La fiebre de los buscadores de fósiles -padecida en Europa durante el siglo XIX- tuvo como resultado el saqueo de innumerables yacimientos. Armados de martillos y movidos por el egoísmo, los coleccionistas llegaban a todos los rincones posibles, sin importar el expolio que pudieran ocasionar con su capricho.
Porque durante la época victoriana fue de buen gusto coleccionar hallazgos fósiles para presentarlos en los salones. Se exhibían dentro de vitrinas, igual a reliquias que mostraban la fugacidad del tiempo a partir de la interpretación de cada pieza fosilizada. Con esto, el tiempo de los relojes empezó a tomar valor mercantil en una Europa que ya se creía el centro del mundo. De igual manera, el tiempo dejó de ser un periodo fragmentado en días, horas, minutos y segundos, para pasar a ser medido en millones de años. Durante aquella época, la contemplación de los fósiles llevaba a reflexionar acerca de la fugacidad de nuestro paso por el mundo; de nuestra fecha de caducidad.
En uno de sus artículos, Italo Calvino dejó escrito que coleccionar es lo más parecido a llevar un diario donde cada pieza supone un apunte, y la suma de todas ellas trae como resultado el recorrido por la memoria de la persona que las colecciona. Si a esto, añadimos que las piezas coleccionables nos conducen hasta pasados remotos, el resultado es un juego de espejos que trastoca nuestra dimensión temporal y con ello su concepto. En la época victoriana el pasado empezaba a ser memoria viva del tiempo presente.
De este ejercicio de la imaginación tuvo mucha culpa el geólogo británico Charles Lyell (1797- 1875), representante del uniformismo geológico, concepto basado en el estudio del presente como clave del pasado. Para Lyell, los fósiles eran “monumentos antiguos de la naturaleza escritos en una lengua viva”. Con ello, mundos anteriores al nuestro se dejaban interpretar gracias a los vestigios fosilizados de épocas remotas. Se conseguía de la misma manera que se puede interpretar una película a partir de un fotograma como único dato, es decir, con la imaginación suficiente para rellenar las grietas del pasado.

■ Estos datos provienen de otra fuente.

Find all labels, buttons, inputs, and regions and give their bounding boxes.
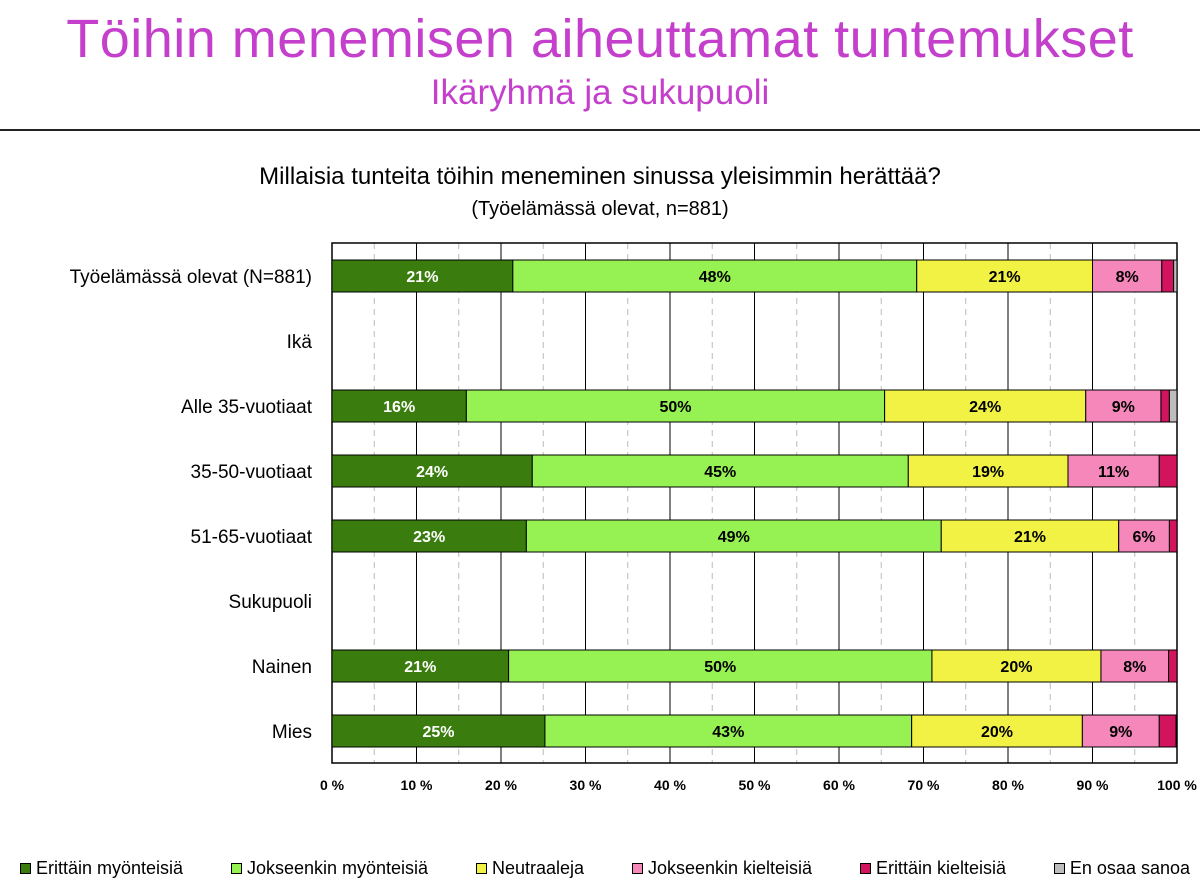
x-tick-label: 90 %	[1077, 777, 1109, 793]
bar-segment	[1158, 454, 1178, 488]
legend-label: Jokseenkin kielteisiä	[647, 858, 813, 878]
bar-segment	[911, 714, 1083, 748]
bar-segment	[331, 259, 514, 293]
bar-segment	[1168, 649, 1178, 683]
data-label: 21%	[404, 659, 436, 676]
data-label: 43%	[712, 724, 744, 741]
category-label: Alle 35-vuotiaat	[181, 397, 313, 418]
category-label: Ikä	[287, 332, 313, 353]
x-tick-label: 10 %	[401, 777, 433, 793]
x-tick-label: 20 %	[485, 777, 517, 793]
bar-segment	[331, 389, 467, 423]
x-tick-label: 100 %	[1157, 777, 1197, 793]
legend-item: Jokseenkin myönteisiä	[230, 858, 429, 879]
slide-title: Töihin menemisen aiheuttamat tuntemukset	[66, 9, 1134, 69]
x-tick-label: 60 %	[823, 777, 855, 793]
x-tick-label: 70 %	[908, 777, 940, 793]
bar-segment	[1173, 259, 1178, 293]
plot-frame	[331, 242, 1178, 764]
bar-segment	[465, 389, 886, 423]
legend-swatch	[475, 863, 487, 874]
category-label: Sukupuoli	[229, 592, 312, 613]
category-label: Työelämässä olevat (N=881)	[70, 267, 312, 288]
bar-segment	[1175, 714, 1178, 748]
bar-segment	[331, 454, 533, 488]
data-label: 8%	[1123, 659, 1146, 676]
chart-legend: Erittäin myönteisiä Jokseenkin myönteisiä…	[20, 858, 1190, 879]
legend-label: Jokseenkin myönteisiä	[246, 858, 429, 878]
bar-segment	[331, 714, 546, 748]
bar-segment	[512, 259, 918, 293]
legend-swatch	[230, 863, 242, 874]
legend-item: En osaa sanoa	[1053, 858, 1190, 879]
bar-segment	[1168, 389, 1178, 423]
data-label: 24%	[416, 464, 448, 481]
data-label: 9%	[1112, 399, 1135, 416]
bar-segment	[331, 519, 527, 553]
bar-segment	[916, 259, 1093, 293]
x-tick-label: 30 %	[570, 777, 602, 793]
legend-swatch	[631, 863, 643, 874]
category-label: 51-65-vuotiaat	[191, 527, 313, 548]
data-label: 21%	[406, 269, 438, 286]
bar-segment	[1158, 714, 1177, 748]
bar-segment	[544, 714, 913, 748]
bar-segment	[1067, 454, 1160, 488]
x-tick-label: 50 %	[739, 777, 771, 793]
data-label: 25%	[422, 724, 454, 741]
legend-label: Erittäin myönteisiä	[36, 858, 184, 878]
data-label: 8%	[1116, 269, 1139, 286]
legend-item: Erittäin kielteisiä	[859, 858, 1006, 879]
bar-segment	[931, 649, 1102, 683]
legend-item: Jokseenkin kielteisiä	[631, 858, 813, 879]
bar-segment	[1160, 389, 1170, 423]
data-label: 24%	[969, 399, 1001, 416]
category-label: 35-50-vuotiaat	[191, 462, 313, 483]
legend-label: En osaa sanoa	[1069, 858, 1190, 878]
data-label: 21%	[989, 269, 1021, 286]
data-label: 11%	[1098, 464, 1129, 481]
data-label: 45%	[704, 464, 736, 481]
data-label: 49%	[718, 529, 750, 546]
bar-segment	[1081, 714, 1160, 748]
legend-label: Neutraaleja	[491, 858, 585, 878]
chart-title: Millaisia tunteita töihin meneminen sinu…	[259, 163, 941, 190]
data-label: 20%	[981, 724, 1013, 741]
data-label: 9%	[1109, 724, 1132, 741]
data-label: 16%	[383, 399, 415, 416]
x-tick-label: 40 %	[654, 777, 686, 793]
bar-segment	[1161, 259, 1175, 293]
legend-swatch	[20, 863, 31, 874]
data-label: 20%	[1000, 659, 1032, 676]
data-label: 48%	[699, 269, 731, 286]
bar-segment	[1168, 519, 1178, 553]
data-label: 21%	[1014, 529, 1046, 546]
legend-swatch	[1053, 863, 1065, 874]
data-label: 23%	[413, 529, 445, 546]
x-tick-label: 80 %	[992, 777, 1024, 793]
legend-label: Erittäin kielteisiä	[875, 858, 1006, 878]
data-label: 50%	[659, 399, 691, 416]
chart-subtitle: (Työelämässä olevat, n=881)	[471, 198, 729, 220]
category-label: Nainen	[252, 657, 312, 678]
data-label: 19%	[972, 464, 1004, 481]
x-tick-label: 0 %	[320, 777, 345, 793]
bar-segment	[884, 389, 1087, 423]
legend-item: Erittäin myönteisiä	[20, 858, 183, 879]
bar-segment	[1092, 259, 1163, 293]
bar-segment	[1085, 389, 1162, 423]
data-label: 50%	[704, 659, 736, 676]
slide-subtitle: Ikäryhmä ja sukupuoli	[430, 73, 770, 112]
legend-item: Neutraaleja	[475, 858, 585, 879]
data-label: 6%	[1132, 529, 1155, 546]
category-label: Mies	[272, 722, 312, 743]
legend-swatch	[859, 863, 871, 874]
title-divider	[0, 129, 1200, 131]
bar-segment	[508, 649, 933, 683]
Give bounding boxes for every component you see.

Con la imaginación como herramienta para devolver el pasado al presente, también cambiaría la mentalidad acerca de la percepción de las montañas. Va a ser cuando desaparezca lo siniestro de su topografía, así como los peligros que se atisban en sus laderas. A partir de entonces, las montañas dejan de ser un obstáculo y se convierten en un accidente natural muy atractivo. El alpinismo empieza a ponerse de moda a la vez que la montaña pasa a ser sinónimo de imaginación, el equivalente a un diálogo entre la forma geológica y nuestras fantasías más recónditas que se ponen de manifiesto cada vez que coronamos una cumbre.
Algo así nos viene a contar el escritor Robert Macfarlane en su exquisito trabajo titulado Las montañas de la mente (Random House) donde las montañas, su luz, su historia y sus sombras van a ser las protagonistas durante trescientas páginas prietas de curiosidades. Tras su lectura, descubrimos que las montañas nos invitan -parafraseando a Baudelaire- a encontrar lo nuevo al fondo de lo desconocido. Para Macfarlane, el componente mágico de escalar una montaña es el resultado de una combinación de riesgo y belleza, cualidades a las que se suma la dimensión temporal; son millones de años los que cargan sus pendientes.
Estas y otras cosas de lo más variado se pueden aprender con la lectura de este libro, donde todos los caminos que abre Macfarlane van a parar al mismo sitio, un estado mental que nos enseña lo necesaria que se hace la imaginación si queremos contemplar la realidad geológica con rigor científico. Háganse un regalo y paren el tiempo leyendo este libro.